Artificial intelligence (AI)-based cybersecurity services offer significant promise in many scenarios, including malware detection, content supervision, and so on. Meanwhile, many commercial and government applications have raised the need for intellectual property protection of using deep neural network (DNN). Existing studies (e.g., watermarking techniques) on intellectual property protection only aim at inserting secret information into DNNs, allowing producers to detect whether the given DNN infringes on their own copyrights. However, since the availability protection of learning models is rarely considered, the piracy model can still work with high accuracy. In this paper, a novel model locking (M-LOCK) scheme for the DNN is proposed to enhance its availability protection, where the DNN produces poor accuracy if a specific token is absent, while it maps only the tokenized inputs into correct predictions.
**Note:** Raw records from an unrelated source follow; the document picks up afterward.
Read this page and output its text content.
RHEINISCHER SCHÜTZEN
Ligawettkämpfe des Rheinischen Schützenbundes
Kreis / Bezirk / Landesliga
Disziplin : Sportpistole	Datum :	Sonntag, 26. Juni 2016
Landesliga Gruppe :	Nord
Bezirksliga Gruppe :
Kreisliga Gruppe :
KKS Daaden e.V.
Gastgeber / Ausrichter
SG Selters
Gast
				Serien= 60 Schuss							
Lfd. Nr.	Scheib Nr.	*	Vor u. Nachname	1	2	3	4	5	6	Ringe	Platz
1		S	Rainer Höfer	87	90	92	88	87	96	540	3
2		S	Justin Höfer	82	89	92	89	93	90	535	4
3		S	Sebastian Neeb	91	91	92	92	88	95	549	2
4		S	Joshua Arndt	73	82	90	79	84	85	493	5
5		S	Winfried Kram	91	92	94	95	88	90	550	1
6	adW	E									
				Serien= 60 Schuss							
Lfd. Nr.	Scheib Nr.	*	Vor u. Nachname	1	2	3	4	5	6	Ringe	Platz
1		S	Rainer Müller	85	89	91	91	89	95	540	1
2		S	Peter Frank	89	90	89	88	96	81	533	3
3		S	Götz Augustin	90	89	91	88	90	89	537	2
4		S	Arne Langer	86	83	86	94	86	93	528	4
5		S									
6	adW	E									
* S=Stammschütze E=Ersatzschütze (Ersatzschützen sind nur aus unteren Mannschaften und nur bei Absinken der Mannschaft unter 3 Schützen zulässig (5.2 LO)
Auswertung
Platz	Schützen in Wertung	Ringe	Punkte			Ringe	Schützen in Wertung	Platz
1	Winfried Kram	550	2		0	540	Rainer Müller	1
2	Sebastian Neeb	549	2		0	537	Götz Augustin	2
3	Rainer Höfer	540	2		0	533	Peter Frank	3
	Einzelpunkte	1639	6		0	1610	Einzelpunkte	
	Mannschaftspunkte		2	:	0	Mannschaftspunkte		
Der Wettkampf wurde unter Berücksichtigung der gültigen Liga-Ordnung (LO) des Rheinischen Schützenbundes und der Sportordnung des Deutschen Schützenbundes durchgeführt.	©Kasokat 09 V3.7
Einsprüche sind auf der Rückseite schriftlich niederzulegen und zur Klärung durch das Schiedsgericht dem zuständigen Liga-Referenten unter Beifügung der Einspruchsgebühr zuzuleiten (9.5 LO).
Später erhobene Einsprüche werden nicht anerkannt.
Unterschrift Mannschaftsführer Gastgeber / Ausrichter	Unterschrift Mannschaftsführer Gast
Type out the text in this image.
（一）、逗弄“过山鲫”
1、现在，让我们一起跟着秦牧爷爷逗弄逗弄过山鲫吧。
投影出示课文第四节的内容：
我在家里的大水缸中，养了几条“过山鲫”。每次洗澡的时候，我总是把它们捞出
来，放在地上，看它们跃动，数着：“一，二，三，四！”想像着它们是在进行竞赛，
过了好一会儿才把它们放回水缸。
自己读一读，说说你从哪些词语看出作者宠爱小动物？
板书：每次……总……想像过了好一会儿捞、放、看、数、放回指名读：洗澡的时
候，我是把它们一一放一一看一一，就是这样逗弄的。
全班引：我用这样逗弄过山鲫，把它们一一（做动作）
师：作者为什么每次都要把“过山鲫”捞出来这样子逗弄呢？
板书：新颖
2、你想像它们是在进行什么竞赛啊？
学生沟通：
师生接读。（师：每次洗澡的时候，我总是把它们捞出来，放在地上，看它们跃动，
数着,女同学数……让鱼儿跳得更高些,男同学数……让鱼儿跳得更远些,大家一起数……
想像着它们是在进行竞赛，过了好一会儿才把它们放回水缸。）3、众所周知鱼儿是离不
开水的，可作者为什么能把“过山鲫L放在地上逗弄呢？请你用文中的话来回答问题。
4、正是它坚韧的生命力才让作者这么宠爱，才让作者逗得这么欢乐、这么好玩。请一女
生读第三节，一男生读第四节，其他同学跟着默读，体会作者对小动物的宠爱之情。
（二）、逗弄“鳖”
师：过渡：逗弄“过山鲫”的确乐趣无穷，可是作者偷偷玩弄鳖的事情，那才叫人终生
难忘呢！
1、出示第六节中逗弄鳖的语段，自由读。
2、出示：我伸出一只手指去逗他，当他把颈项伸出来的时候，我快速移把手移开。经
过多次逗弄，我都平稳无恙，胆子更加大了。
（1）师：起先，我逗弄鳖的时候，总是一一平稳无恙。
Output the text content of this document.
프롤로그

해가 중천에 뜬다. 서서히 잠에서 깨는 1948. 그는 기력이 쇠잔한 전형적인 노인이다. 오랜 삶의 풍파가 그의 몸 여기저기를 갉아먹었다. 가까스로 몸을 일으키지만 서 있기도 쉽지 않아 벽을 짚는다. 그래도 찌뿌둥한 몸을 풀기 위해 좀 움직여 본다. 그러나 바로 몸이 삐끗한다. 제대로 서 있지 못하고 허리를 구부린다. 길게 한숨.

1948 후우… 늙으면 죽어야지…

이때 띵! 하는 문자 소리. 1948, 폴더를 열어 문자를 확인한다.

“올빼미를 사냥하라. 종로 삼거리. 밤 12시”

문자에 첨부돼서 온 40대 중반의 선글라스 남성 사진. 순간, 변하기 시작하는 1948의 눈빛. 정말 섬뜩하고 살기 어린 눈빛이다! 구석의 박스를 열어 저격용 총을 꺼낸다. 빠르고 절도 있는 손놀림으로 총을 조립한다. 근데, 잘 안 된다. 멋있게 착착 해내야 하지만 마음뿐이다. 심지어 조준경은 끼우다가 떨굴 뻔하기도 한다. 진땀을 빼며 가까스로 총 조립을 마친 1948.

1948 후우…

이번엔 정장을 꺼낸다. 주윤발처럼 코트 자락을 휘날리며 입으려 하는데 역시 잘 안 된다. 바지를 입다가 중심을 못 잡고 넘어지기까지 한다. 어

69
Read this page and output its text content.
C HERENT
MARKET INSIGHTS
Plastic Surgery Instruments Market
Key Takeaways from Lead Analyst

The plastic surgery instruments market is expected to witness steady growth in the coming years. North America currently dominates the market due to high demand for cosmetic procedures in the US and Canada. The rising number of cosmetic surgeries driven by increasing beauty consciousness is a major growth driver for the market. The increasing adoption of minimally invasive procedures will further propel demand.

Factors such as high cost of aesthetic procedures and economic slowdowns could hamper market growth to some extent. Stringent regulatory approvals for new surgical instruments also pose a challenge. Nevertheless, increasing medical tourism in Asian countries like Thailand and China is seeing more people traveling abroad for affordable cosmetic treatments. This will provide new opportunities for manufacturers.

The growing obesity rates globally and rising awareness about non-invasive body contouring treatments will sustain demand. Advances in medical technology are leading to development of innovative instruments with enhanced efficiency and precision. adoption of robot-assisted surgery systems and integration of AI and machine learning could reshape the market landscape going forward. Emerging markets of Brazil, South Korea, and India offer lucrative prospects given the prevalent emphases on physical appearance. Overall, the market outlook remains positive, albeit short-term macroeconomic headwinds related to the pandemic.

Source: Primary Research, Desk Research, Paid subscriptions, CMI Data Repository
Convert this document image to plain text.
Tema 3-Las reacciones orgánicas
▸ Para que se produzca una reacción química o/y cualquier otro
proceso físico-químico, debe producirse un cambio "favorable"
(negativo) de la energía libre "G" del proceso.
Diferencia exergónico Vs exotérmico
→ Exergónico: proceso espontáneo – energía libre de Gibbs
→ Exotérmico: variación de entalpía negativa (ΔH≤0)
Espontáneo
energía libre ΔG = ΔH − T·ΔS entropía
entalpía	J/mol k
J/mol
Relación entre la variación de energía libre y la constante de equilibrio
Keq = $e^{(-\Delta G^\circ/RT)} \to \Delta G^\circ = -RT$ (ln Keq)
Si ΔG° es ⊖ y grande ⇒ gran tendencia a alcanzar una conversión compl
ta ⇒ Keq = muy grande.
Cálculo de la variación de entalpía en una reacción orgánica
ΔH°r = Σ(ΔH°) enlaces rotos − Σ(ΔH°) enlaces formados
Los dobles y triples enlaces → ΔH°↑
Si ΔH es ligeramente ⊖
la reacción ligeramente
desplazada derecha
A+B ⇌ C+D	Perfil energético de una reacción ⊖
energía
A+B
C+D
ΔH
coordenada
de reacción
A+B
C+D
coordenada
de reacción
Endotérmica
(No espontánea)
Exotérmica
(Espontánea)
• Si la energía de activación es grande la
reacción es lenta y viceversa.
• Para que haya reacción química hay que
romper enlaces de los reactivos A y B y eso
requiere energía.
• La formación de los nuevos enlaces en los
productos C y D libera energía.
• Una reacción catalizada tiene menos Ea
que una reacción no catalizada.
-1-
The proposed scheme performs the verification process during the DNN inference operation, actively protecting models' intellectual property copyright at each query. Specifically, to train the token-sensitive decision-making boundaries of DNNs, a data poisoning-based model manipulation (DPMM) method is also proposed, which minimizes the correlation between the dummy outputs and correct predictions. Extensive experiments demonstrate the proposed scheme could achieve high reliability and effectiveness across various benchmark datasets as well as typical model protection methods.